Culiacán brennt erneut: Schießerei in Villas del Cedro und Jagd in La Cantera
Es scheint, dass es in Sinaloa keine Wochenenden für diejenigen gibt, die Langwaffen tragen. Gestern Abend kam es im Stadtteil Villas del Cedro zu einer Schießerei zwischen der State Special Operations Group und einer bewaffneten Gruppe. Bilanz: Drei Zivilisten und zwei Polizisten verletzt. Alle ins Krankenhaus, als wäre es Routine.

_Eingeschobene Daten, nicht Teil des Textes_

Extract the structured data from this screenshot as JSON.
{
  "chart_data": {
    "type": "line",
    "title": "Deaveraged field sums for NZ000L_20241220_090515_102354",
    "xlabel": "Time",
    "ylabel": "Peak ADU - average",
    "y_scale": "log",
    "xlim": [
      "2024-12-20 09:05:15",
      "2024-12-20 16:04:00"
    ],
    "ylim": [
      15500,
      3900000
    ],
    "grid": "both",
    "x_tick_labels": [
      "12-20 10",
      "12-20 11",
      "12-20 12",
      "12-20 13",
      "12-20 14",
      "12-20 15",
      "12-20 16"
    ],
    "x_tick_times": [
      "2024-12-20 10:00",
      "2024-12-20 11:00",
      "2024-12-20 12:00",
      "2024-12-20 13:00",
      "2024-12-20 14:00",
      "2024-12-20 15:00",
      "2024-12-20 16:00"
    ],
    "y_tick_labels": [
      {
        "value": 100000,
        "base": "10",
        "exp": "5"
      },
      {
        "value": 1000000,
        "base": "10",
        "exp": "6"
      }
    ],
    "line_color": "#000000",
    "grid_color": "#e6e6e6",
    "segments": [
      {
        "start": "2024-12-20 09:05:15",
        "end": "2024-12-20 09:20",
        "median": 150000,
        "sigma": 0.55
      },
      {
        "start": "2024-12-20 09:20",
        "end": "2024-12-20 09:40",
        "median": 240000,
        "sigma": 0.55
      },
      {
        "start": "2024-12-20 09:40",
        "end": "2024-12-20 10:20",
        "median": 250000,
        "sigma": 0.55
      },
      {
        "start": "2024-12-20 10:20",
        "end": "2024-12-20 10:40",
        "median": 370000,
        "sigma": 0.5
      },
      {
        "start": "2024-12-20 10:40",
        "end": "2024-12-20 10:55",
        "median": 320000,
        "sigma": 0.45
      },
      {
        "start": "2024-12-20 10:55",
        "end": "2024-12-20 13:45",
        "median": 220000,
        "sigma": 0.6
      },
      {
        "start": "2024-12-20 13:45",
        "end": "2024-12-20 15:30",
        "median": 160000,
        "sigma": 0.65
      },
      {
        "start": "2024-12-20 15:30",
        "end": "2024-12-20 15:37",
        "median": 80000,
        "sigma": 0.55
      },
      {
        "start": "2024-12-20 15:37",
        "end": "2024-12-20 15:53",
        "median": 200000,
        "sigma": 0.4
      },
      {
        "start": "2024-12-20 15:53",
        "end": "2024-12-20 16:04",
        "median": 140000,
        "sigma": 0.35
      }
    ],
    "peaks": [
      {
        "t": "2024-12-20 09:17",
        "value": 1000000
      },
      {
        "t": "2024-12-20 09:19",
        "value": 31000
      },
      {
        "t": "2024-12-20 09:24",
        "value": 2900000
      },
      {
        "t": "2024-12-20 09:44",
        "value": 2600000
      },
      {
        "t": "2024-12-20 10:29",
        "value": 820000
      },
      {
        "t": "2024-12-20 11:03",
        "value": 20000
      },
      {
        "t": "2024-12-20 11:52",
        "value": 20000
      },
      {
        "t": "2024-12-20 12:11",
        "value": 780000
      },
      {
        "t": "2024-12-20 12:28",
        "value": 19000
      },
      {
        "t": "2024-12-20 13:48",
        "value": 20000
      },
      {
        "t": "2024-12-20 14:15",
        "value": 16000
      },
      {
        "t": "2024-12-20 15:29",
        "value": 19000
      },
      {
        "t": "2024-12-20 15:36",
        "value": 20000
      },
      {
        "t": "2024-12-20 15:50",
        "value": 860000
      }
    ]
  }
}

Was ist passiert? Ein anonymer Anruf machte auf verdächtige Männer mit Waffen auf einer Straße in der Wohngegend aufmerksam. Als die Beamten eintrafen, fanden sie keine Verdächtigen, sondern Spuren. Auch die nach der Schießerei festgenommenen Zivilisten wurden verletzt und erhielten Hilfe. Die Behörden beschlagnahmten drei automatische Waffen, Ladegeräte, taktische Westen und einen Lastwagen. Der Tatort, perfekt inszeniert für die offizielle Berichterstattung.
Unterdessen startete die Armee in La Cantera… eine Suchaktion, nachdem sie ein Fahrzeug mit bewaffneten Zivilisten verfolgt hatte. Die Männer flüchteten in ein Wohnviertel, wo sie in einem Haus Zuflucht suchten. Das Grundstück ist eingezäunt, es ist jedoch bisher nicht bekannt, ob es ihnen gelungen ist, jemanden festzunehmen. Das Militär schaut weiterhin zu, als würde es darauf warten, dass die Bösewichte herauskommen und sich sonnen.
Das Merkwürdige ist, dass die Behörden in beiden Fällen über die entscheidenden Details schweigen: Wer waren die Angreifer? Zu welcher Gruppe gehören sie? Warum gibt es immer einen anonymen Anrufer, der „alarmiert“, kurz bevor alles explodiert? Die historische Erinnerung an Culiacán besagt, dass diese „Operationen“ meist mit mehr Fragen als Antworten enden. Und währenddessen nehmen die Krankenhäuser die Verletzten auf, und die Nachbarn fragen sich, ob morgen ihr Haus abgesperrt wird.